Friday, February 24, 2006

Thursday Departure - Michigan, Indiana, Illinois, Iowa, Minnesota, and South Dakota

Lindsey and I left London for Seattle at 6 pm on Thursday, February 23rd. We recruited my dad, Steve, to help out with the driving. Unfortunately, it appears his age means that we stopping every 2 1/2 hours for a pee break, but his seniors discount more than makes up for this fact.

We departed London just as a storm was coming in (see the picture of what we left). Thankfully as we moved west, the weather was perfect (see Sarnia sunset).


We have decided to drive over 24 hours straight for our first leg. There is something about being the sole automobile in a sea of transport trucks driving through Iowa at 3 in the morning listening to Christian Country Rock radio stations that makes me question the sanity of this decision. Furthermore, the only driver of us three who can sleep with any success in a vehicle is Lindsey (and she is always sleeping). Well we are giving it a try.

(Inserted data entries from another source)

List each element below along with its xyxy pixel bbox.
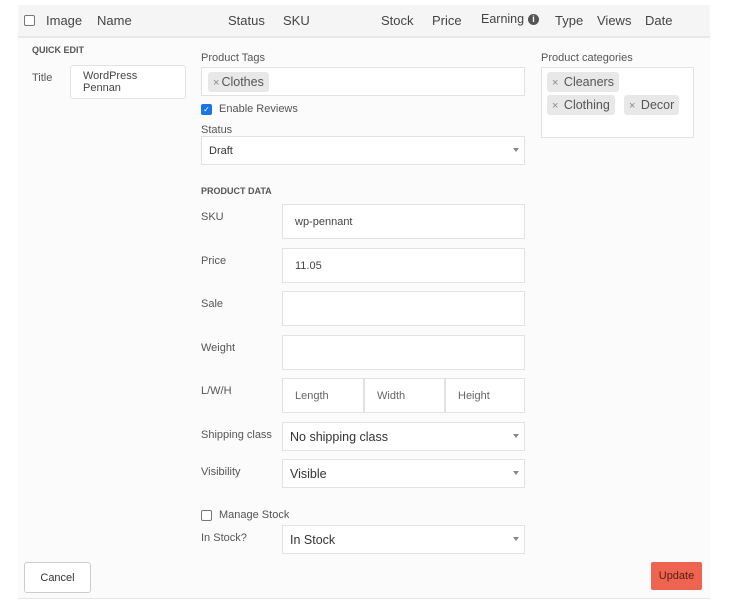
column-status[interactable]: Status [228, 13, 265, 28]
sku-input[interactable]: wp-pennant [282, 204, 525, 239]
divider [18, 598, 710, 599]
shipping-class-label: Shipping class [201, 429, 272, 441]
height-input[interactable]: Height [445, 378, 525, 413]
in-stock-select[interactable]: In Stock [282, 525, 525, 554]
shipping-class-select[interactable]: No shipping class [282, 422, 525, 451]
remove-icon[interactable]: × [552, 100, 558, 112]
column-stock[interactable]: Stock [381, 13, 414, 28]
sku-label: SKU [201, 211, 224, 223]
caret-down-icon [513, 148, 519, 152]
column-type[interactable]: Type [555, 13, 583, 28]
sale-label: Sale [201, 298, 224, 310]
info-icon[interactable]: i [528, 14, 539, 25]
weight-label: Weight [201, 342, 236, 354]
title-input[interactable]: WordPress Pennan [70, 65, 186, 99]
status-label: Status [201, 124, 233, 136]
weight-input[interactable] [282, 335, 525, 370]
product-categories-label: Product categories [541, 52, 633, 64]
enable-reviews-checkbox[interactable]: ✓ [201, 104, 212, 115]
column-name[interactable]: Name [97, 13, 132, 28]
select-all-checkbox[interactable] [24, 15, 35, 26]
visibility-label: Visibility [201, 466, 241, 478]
lwh-label: L/W/H [201, 385, 232, 397]
manage-stock-checkbox[interactable] [201, 510, 212, 521]
tag-chip: × Clothes [208, 71, 269, 92]
in-stock-label: In Stock? [201, 532, 247, 544]
column-earning[interactable]: Earning [481, 12, 524, 26]
price-label: Price [201, 255, 227, 267]
caret-down-icon [513, 471, 519, 475]
title-label: Title [32, 72, 53, 84]
product-data-heading: PRODUCT DATA [201, 186, 272, 196]
caret-down-icon [513, 434, 519, 438]
category-chip: × Cleaners [547, 72, 619, 92]
manage-stock-label: Manage Stock [219, 509, 290, 521]
quick-edit-heading: QUICK EDIT [32, 45, 85, 55]
width-input[interactable]: Width [364, 378, 445, 413]
product-tags-label: Product Tags [201, 52, 266, 64]
column-image[interactable]: Image [46, 13, 82, 28]
update-button[interactable]: Update [651, 562, 702, 590]
status-select[interactable]: Draft [201, 136, 525, 165]
remove-icon[interactable]: × [552, 77, 558, 89]
cancel-button[interactable]: Cancel [24, 562, 91, 593]
remove-icon[interactable]: × [213, 77, 219, 89]
column-date[interactable]: Date [645, 13, 672, 28]
column-price[interactable]: Price [432, 13, 462, 28]
category-chip: × Clothing [547, 95, 615, 115]
category-chip: × Decor [624, 95, 680, 115]
remove-icon[interactable]: × [629, 100, 635, 112]
sale-input[interactable] [282, 291, 525, 326]
length-input[interactable]: Length [282, 378, 364, 413]
table-header: Image Name Status SKU Stock Price Earnin… [18, 5, 710, 38]
enable-reviews-label: Enable Reviews [219, 103, 298, 115]
column-views[interactable]: Views [597, 13, 631, 28]
price-input[interactable]: 11.05 [282, 248, 525, 283]
product-tags-input[interactable]: × Clothes [201, 67, 525, 96]
visibility-select[interactable]: Visible [282, 459, 525, 488]
caret-down-icon [513, 537, 519, 541]
column-sku[interactable]: SKU [283, 13, 310, 28]
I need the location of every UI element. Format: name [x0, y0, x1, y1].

First observations is that aside from the badlands at the far west of the state, South Dakota is very boring. We did a diversion throug the badland park. The badland are an area of rock heavily eroded by glaciers. The results can be quite amazing.

Unfortunately, I got a reminder that outsiders are treated with suspicion by the fine members of the South Dakota State Police. For some strange reason when two cars pass me like I was standing still, then break when they see a speed trap (althought the cop was facing the opposite traffic direction) the cop decides he wants to pull me over for tailgaiting (Even though the cars in front of me were breaking). I got to sit in the police car and I got the distinct feeling he did not know exactly where Ontario is (he also did not know what an MBA was?). The cop gave me a lecture about why tailgaiting is inappropriate, then asked if Ontario cops enforced this rule. To which I replied that while it was a rule, they had more important things to enforce. Mercifully, he gave me me a warning and I high-tailed it out of South Dakota. As the Colbert Report says, "South Dakota, you're dead to me!" Where is the picture you ask. Well it appears my wife and father where so concerned about my well-being that they forgot to record the moment. You can see me below showing off my official warning.